If you’ve been following me on Linkedin, you may have come across a discussion I started; ‘What are the drawbacks to using ITIL?’ on the itSMF group. Sor far, the discussion has had over 50 comments, each with different views. So, without any further ado, let me introduce the stars of this post and their thoughts….
@Adam Humphreys said: ” The main drawbacks to ITIL aren’t with ITIL itself but with people’s misguided expectations of it, since it’s wrongly sometimes seen as an end-state, whereas in fact it’s a framework for managing the evolution of how IT remains aligned to the business’ needs.”
@Zain Khan siad: “1-way too many trademarked terms
2-buzz words and TLAs that overlap (both within ITIL literature and industry at large)
3-so heavy in theory (some times bordering on abstract) that not sufficient information is given as to “how to do it” (further exacerbated by peoples incorrect understanding of ITIL)
4-very often ITIL is sold as a cure-all by consultants without sound understanding that you must crawl before you can run”
@Brad Cork said: “To me the biggest downside to using ITIL is when managers think that ITIL will solve their people problems! It is a technology framework… managers still need to be great leaders if they are going to lead great teams even in an ITIL framework.”
@Diarmid Gibson said: “If you have a poor understanding of ITSM then you will misunderstand and misinterpret ITIL. I class that as a risk, rather than a drawback. Similarly the benefits to be gained from using ITIL will be less if you are not in an organization focussing on genuine service improvement as a constant way of life.”
@Jason Bunston said: “…..every framework can be of assistance if properly mastered”
@Frederic Gisbet said: “DRAWBACK = ITIL is not scientific as it has not included the science management of Deming. For example, ITIL talks about processes improvment, about KPI … but don’t give the statistical knowledge and methodolology to interpret correctly all those informations given by the relevant dashboards.”

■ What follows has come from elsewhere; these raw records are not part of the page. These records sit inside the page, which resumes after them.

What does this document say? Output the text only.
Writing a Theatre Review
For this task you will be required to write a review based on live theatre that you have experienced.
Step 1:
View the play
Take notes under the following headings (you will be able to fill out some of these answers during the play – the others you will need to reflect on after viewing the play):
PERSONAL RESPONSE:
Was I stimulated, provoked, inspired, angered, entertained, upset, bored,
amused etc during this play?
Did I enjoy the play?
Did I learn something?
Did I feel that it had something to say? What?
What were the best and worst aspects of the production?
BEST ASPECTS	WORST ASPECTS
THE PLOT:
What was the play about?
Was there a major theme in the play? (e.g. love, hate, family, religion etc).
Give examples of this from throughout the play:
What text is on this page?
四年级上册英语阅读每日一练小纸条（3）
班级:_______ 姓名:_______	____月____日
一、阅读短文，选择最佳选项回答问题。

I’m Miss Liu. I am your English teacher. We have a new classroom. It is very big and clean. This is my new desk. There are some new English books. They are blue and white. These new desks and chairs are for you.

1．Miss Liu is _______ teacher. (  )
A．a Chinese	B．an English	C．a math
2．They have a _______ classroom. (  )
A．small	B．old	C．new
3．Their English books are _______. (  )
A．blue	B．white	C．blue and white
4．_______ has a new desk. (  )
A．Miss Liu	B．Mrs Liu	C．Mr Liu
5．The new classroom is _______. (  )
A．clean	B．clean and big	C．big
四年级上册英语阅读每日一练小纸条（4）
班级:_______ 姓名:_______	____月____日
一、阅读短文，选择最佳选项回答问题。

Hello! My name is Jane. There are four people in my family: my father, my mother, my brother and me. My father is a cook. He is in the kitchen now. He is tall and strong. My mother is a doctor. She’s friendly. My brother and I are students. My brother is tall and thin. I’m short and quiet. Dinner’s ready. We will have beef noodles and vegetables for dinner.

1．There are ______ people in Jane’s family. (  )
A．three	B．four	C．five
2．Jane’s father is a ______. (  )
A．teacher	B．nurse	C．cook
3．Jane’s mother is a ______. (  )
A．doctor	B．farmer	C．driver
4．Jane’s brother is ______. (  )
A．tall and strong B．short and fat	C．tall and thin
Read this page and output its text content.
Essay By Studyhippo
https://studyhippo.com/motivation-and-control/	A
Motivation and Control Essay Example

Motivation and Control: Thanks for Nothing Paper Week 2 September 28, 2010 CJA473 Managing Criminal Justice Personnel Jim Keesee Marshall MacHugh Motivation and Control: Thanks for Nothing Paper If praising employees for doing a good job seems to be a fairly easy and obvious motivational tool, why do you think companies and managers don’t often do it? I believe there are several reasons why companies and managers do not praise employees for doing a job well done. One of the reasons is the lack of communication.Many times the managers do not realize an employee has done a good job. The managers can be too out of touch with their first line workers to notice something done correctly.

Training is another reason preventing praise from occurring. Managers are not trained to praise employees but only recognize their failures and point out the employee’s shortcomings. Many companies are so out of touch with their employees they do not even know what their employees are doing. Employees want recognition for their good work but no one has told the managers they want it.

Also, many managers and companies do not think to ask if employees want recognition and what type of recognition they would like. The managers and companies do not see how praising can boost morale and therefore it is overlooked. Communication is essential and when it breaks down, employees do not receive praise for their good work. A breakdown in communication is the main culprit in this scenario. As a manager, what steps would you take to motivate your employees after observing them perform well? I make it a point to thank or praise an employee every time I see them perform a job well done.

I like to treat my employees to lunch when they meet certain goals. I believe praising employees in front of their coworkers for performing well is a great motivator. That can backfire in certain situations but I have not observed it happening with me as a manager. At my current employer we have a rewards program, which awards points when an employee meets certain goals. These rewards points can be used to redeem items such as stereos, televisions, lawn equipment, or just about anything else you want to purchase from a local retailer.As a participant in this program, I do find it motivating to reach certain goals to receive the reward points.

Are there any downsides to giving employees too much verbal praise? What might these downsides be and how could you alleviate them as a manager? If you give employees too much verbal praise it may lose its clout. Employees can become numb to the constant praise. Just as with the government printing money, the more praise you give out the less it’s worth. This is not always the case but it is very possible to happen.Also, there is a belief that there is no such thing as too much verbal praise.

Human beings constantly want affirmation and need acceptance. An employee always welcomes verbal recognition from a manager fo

@Lee Marshall said: “The major drawback of ITIL has been the way it has been typically indoctrinated into organizations. The huge organizational change required to move an organization from technology-focused to service/customer-focused is rarely taken into account, and when it is considered, it is not given the weight it deserves. Also, the expectations for ITIL are completely overblown. ITIL is not going to turn your organization into one of the great ones that leverage information technology to achieve their business objectives (e.g. Wal-Mart, Zara, etc.). These companies did not need ITIL to achieve business/IT alignment.”
@Lynda Cooper said: “ITIL is a framework that needs to be adapted to fit your organisation. ITIL is not a magic bullet and it does need a good understanding by those who adapt it and work with it – even a strategy on how it will be used taking us back to the service strategy book. It also needs related disciplines such as people management, planning etc.”
It seems that the discussion tended to lean towards the point that ITIL is only as successful as the people that implement it. How successful ITIL is depends on how knowledgable and willing the people that use it are. If they have a poor understanding of ITIL/ITSM then the framework will not work to its maximum potential. Obviously other factors influence the drawbacks, such as how it is adapted to fit an organisation, but the main focus was on the ‘people’ factor.
@Adam Humphreys sums things up nicely with “a bad workman blames his tools”.